My best friend sometimes accidentally calls me by her husband's name when we're together. It's an understandable human error. Her husband and I are both guys, and he's the most prominent man in her life, so of course, his name would usually be on the tip of her tongue when talking to any guy, especially a best friend she no longer sees on a regular basis because we live on different continents. Were she to start calling me Usher, though, we'd have a problem.

Still, calling me by the name of your other black friend probably would be less offensive to me than the lazy categorization in play when guys on Grindr approach me by going on and on about how much they love black men. I know they mean no harm. In their minds, I should take it as a compliment. But saying black men make you horny isn't a compliment to me any more than saying white men or Asian men or Latino men or Lebanese men are hot would be a compliment to a particular one. It has nothing to do with any of my specific personal attributes, only my skin color.

It's a "compliment" that applies to every black guy. In the eyes of someone who feels the need to lead with that (and many guys do it tentatively -- prefacing it with "No offense, but..." or "Do you mind if I say...?" -- as if they are aware that they're treading potentially dangerous ground), I'm just the stock black man. That's worse than calling me Usher, especially because it's not an unfortunate slip but a deliberate statement.

It's this over-awareness of my skin color that makes me uncomfortable and leaves me groaning whenever those crusty old black jokes are hauled out. Sometimes I play along and make the joke myself, just to get it out of the way, like last night at Bingo when one of the prizes was a dildo -- or more specifically, "a black dildo," as the drag-queen host kept repeating, emphasizing "black" to the point that I started hearing it as "a black cock" and imagining that everyone was looking at me.

"Oh, I already have one just like it," I said, and I made a few more similar jabs. Call it the Whoopi Goldberg/Ted Danson approach, though I hoped my version of it wouldn't backfire on me the way it did on Danson in 1993 when the actor, who was dating Goldberg at the time, showed up on the dais in blackface at a Friars Club roast in Goldberg's honor. My friend was mock horrified, but he laughed along. Rather than sinking into my seat, certain that everyone was trying not to look at me (which probably would have been just my paranoia running away with me), I had decided to take control of the situation, grab the stereotype and turn it into a joke before a white person had a chance to do it.

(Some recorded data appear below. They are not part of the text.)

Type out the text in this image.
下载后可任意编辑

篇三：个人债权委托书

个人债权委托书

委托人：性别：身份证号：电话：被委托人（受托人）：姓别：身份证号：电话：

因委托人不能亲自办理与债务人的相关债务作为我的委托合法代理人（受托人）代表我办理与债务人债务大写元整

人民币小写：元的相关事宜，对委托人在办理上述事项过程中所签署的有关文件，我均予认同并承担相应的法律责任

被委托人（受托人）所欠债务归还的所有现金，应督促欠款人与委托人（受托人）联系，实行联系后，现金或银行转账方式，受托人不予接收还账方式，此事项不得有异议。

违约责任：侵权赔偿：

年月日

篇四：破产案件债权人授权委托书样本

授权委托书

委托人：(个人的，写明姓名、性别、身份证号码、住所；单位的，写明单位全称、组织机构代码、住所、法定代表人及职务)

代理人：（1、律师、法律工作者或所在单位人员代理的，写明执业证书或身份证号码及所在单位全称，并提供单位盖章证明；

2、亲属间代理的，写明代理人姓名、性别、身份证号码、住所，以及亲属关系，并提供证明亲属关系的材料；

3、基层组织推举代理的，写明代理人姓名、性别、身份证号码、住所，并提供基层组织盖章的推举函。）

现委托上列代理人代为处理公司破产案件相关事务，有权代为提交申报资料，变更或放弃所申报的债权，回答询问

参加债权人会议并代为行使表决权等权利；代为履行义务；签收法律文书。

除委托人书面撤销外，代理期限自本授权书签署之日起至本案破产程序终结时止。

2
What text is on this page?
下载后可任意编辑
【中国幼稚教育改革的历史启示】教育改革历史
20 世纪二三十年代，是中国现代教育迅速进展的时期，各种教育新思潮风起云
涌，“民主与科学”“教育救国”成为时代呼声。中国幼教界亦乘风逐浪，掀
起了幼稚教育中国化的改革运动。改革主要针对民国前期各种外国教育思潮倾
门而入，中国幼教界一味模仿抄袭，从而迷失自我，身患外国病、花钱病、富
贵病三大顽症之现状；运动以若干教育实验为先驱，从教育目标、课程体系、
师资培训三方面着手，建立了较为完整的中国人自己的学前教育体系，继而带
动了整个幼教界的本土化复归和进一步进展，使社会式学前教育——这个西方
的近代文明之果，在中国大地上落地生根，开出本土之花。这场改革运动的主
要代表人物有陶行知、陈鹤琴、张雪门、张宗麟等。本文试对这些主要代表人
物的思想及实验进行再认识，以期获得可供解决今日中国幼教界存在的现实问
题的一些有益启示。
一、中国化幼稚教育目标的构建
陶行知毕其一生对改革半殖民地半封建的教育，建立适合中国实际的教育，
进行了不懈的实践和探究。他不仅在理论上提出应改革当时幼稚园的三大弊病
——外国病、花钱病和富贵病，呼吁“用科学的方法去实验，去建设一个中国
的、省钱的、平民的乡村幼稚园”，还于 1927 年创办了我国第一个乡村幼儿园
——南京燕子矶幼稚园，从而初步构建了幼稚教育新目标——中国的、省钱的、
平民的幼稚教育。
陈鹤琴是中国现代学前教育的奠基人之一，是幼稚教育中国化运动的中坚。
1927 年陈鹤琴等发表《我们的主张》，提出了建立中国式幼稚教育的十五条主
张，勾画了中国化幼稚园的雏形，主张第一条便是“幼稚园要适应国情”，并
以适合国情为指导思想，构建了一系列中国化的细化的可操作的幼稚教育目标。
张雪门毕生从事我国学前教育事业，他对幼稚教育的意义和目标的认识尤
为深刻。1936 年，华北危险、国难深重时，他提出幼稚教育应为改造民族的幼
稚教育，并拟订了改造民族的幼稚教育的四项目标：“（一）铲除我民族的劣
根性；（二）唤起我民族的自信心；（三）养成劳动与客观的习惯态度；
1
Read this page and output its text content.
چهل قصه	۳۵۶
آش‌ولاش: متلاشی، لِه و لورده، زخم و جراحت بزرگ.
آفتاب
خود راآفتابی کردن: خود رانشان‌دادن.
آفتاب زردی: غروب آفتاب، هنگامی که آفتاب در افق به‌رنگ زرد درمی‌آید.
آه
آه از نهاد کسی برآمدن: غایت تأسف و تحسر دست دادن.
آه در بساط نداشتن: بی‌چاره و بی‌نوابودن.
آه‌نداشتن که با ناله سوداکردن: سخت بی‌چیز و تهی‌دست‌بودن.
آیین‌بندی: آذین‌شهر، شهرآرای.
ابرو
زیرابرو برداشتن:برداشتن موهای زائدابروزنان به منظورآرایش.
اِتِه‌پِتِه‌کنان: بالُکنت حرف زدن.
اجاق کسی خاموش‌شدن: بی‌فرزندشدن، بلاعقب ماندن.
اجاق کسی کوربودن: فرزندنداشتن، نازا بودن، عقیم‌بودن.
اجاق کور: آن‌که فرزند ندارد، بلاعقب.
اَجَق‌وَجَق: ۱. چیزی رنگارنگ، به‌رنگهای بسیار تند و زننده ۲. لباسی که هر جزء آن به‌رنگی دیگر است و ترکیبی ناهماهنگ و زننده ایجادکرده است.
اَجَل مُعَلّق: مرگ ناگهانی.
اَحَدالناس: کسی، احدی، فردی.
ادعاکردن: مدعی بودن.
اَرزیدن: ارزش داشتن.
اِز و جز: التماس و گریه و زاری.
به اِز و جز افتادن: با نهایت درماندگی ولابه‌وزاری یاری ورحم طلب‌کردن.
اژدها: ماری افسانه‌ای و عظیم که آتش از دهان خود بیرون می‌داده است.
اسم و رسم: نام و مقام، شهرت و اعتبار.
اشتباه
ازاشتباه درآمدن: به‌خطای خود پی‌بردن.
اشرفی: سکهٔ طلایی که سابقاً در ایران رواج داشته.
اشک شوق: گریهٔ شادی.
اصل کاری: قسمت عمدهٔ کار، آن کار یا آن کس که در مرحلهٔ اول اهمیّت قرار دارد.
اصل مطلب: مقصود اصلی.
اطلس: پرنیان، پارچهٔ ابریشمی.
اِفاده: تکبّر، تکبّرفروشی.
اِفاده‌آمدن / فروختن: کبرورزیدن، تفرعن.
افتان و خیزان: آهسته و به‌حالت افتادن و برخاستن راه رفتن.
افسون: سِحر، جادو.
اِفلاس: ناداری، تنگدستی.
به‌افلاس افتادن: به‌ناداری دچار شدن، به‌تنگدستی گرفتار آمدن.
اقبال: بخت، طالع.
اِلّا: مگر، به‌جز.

To be honest, I don't think any of my jokes were particularly funny last night, no matter what my ex said by text ("Ha ha. That's so funny!") when I repeated one of them to him. Racially charged humor rarely is, in my honest and not-so-humble opinion. Would they have been even less funny and more offensive coming from a white person? I would have rolled my eyes for sure while chuckling politely, but I wouldn't necessarily have dismissed that person outright as racist. I have a sense of humor, and I'm too good a sport for that.

But everything in moderation (to address the use of stereotypes with a cliche). A little racial humor goes a long way. It's one thing to justify the occasional slip of the tongue by putting it firmly in cheek (as my friend, or his boyfriend, or the eavesdropper, had done with the crack about lookalike Asians), but if the only jokes you can tell around people of a different color or ethnicity relate to their color or ethnicity, I'd say it's time to get some new material.